Importing free agent cornerbacks Darrelle Revis, Antonio Cromartie and Buster Skrine will move two of the top cornerbacks from last year’s roster, Dee Milliner and Dexter McDougle, down the depth chart and in to the trainers room. The group Maccagnan has put together removes any sense of urgency to rush either Milliner or McDougle back on to the field after spending last season on injured reserve.
With the corners locked up and ready to go, the biggest question mark in the Jets secondary becomes second year safety Calvin Pryor. A first round pick out of Louisville last season, the 18th overall selection struggled for much of the year in coverage while also leading the team in missed tackles with fifteen. While new secondary coach Joe Danna will work with Pryor and the rest of the defensive backs this season, Todd Bowles’ background as a player and defensive coordinator has some Jets fans feeling good about the youngster’s future, but are those fans jumping the gun?
A safety himself, the undrafted Bowles played 117 career NFL games for the Washington Redskins and San Francisco 49ers after spending his college years at Temple University. The rookie head coach will have his work cut out for him with Pryor, but working with a struggling young safety won’t be anything new for Bowles. Last season in Arizona he had another first round rookie in Deone Bucannon patrolling his secondary in a myriad of roles and the overall results weren’t encouraging.
Selected 27th overall in the first round, nine slots after the Jets took Pryor, Bucannon would see significant playing time for Bowles with the Cardinals. Flanked by Patrick Peterson and Antonio Cromartie at the cornerback positions would have meant a heavy workload for Bucannon as Pryor teamed with Darrin Walls, Antonio Allen and undrafted rookie cornerback Marcus Williams.
While Bucannon was sometimes used in a non-traditional safety role as Bowles would utilize him as a “dime” linebacker, the strong safety who, like Pryor, came with a reputation as being strong against the run wasn’t much better against the ground game than against the pass.
According to NFL statistical website PFF.com, of the six rookie safeties who took part in at least 25% of their teams defensive plays, Bucannon graded out a distant sixth, behind Tre Boston of Carolina (5.6), Pryor (3.3), Bears rookie Brock Vereen (-0.8), Pierre Warren of the Saints (-1.5), Green Bay’s HaHa Clinton-Dix (-2.4) and then there was Bucannon (-12.4). While PFF’s numbers are far from scientific, they are reliable enough at this point that several outlets have cited the use of their data by player agents as well as some NFL head coaches and front offices in contract negotiations and player evaluation.

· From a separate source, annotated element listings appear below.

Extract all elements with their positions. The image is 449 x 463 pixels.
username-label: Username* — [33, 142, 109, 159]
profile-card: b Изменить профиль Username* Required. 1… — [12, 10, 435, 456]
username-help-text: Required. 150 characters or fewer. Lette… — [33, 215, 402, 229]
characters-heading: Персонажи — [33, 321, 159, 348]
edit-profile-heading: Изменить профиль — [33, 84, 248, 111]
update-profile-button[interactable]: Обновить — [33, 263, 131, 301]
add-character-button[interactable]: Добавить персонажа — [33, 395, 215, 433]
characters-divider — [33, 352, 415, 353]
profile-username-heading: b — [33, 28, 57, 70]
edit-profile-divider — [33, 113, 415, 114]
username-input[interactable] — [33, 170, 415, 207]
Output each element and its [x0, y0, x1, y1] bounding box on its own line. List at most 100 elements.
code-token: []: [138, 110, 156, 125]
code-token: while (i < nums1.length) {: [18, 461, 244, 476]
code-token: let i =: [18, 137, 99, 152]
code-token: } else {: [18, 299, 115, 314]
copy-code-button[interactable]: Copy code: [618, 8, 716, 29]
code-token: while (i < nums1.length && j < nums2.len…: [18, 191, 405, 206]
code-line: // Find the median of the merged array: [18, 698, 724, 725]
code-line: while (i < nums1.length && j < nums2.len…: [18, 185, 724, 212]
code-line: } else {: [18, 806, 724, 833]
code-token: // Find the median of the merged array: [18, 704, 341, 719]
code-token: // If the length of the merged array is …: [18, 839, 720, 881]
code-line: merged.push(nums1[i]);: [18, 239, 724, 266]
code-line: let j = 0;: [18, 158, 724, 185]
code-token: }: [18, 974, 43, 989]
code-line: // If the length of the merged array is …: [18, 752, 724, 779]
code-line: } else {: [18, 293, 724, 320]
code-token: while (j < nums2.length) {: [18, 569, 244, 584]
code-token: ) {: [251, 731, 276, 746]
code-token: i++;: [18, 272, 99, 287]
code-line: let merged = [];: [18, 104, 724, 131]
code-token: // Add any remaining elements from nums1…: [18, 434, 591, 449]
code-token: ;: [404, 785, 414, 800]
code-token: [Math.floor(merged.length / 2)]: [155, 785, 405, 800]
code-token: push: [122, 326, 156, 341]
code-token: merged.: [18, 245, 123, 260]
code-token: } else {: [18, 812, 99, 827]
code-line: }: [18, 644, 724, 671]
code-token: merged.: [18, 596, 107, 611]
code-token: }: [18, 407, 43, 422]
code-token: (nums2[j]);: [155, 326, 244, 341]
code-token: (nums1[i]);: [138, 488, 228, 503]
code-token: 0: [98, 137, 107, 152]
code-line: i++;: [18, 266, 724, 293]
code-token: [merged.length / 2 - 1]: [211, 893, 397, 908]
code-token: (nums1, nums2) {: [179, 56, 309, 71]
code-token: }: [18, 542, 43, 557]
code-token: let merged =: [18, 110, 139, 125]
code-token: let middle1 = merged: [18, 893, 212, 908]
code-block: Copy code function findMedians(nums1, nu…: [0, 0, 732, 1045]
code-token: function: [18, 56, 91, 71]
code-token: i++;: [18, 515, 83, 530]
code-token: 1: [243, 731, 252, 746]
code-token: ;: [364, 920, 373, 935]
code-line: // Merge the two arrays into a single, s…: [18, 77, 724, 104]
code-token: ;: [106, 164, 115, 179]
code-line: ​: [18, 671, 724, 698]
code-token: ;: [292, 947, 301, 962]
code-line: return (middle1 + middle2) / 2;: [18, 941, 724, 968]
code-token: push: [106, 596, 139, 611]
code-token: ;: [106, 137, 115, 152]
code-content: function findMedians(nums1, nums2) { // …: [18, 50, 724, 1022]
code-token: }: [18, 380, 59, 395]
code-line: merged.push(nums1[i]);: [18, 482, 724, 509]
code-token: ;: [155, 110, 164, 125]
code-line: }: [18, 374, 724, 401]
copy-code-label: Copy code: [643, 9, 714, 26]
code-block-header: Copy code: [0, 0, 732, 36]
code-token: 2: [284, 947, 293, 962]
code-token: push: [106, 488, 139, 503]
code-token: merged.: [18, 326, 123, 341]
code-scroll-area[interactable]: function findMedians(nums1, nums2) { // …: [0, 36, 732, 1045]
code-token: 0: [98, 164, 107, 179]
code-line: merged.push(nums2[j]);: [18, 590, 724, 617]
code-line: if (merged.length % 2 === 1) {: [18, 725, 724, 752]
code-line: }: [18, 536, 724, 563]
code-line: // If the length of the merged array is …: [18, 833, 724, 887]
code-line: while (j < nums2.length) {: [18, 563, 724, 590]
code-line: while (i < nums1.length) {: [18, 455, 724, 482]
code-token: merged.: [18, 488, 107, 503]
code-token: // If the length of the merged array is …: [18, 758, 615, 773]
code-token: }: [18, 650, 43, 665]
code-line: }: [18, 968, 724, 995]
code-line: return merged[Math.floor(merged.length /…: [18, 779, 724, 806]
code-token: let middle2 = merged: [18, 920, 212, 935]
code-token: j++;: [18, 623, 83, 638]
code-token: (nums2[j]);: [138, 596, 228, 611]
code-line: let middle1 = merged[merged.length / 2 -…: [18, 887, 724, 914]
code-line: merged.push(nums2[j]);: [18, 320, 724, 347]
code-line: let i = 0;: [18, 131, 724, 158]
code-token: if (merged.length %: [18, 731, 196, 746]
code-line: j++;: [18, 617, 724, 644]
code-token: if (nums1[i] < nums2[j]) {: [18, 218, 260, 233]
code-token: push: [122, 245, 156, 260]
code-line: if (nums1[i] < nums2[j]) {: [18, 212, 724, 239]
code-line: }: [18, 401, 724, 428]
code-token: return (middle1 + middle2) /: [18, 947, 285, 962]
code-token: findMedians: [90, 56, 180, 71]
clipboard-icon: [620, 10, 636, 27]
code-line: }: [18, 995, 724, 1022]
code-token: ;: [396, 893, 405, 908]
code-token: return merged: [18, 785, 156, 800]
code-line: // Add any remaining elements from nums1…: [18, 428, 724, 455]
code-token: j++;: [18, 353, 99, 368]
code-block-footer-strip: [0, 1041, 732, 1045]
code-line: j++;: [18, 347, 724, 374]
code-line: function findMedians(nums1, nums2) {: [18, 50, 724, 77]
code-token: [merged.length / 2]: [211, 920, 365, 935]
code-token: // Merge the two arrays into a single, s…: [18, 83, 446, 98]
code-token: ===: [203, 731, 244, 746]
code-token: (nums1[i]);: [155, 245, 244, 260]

That fact alone lends more credence to PFF data than some fans may be willing to accept.
Perhaps the most concerning aspect of PFF’s evaluation of Bucannon is the fact that his overall score placed him not only last among rookies, but 80th out of 85 NFL safeties this season, coupled with the fact that rather than showing progress, the youngster regressed over the season’s final six games. A look at the Cardinals final three regular season games and round one playoff loss show Bucannon earning four of his seven total negative grades on the season with each one being slightly worse than the week before. Pryor on the other hand was credited an average or above average rating in all but one contest, the Jets’ week four matchup against the Detroit Lions.
Neither player was regarded as being particularly strong against the pass and both were exploited throughout the season. Pryor of course faced fewer opportunities as opposing quarterbacks had little reason to throw away from Jets cornerbacks. As a result, he had just 19 passes thrown to a receiver in which the primary defender. The result was a 78.9% completion percentage as quarterbacks connected on fifteen of those attempts. Bucannon on the other hand was targeted 51 times, 43 of which resulted in a completion. The 84.3% completion percentage would rank Bucannon dead last in the NFL among safeties who played at least 450 snaps.
Against the run, each player’s supposed strong suit, Pryor earned an overall positive grade of 2.6, while Bucannon finished up at -6.4, again placing him 80th among NFL safeties, and last among rookies.
So while both players are still in the infancy of their NFL careers, a side by side comparison of the two struggling rookies and their on-field results may give some Jets fans pause in the assumption that simply having Bowles present will be a quick-fix for Pryor. However, the overall success of Bowles’ secondary despite Bucannon’s struggles should mean no shortage of optimism for a defense that added a pair of shutdown corners that will allow Bowles to make the Jets defense a safe bet to be blitz-happy once again.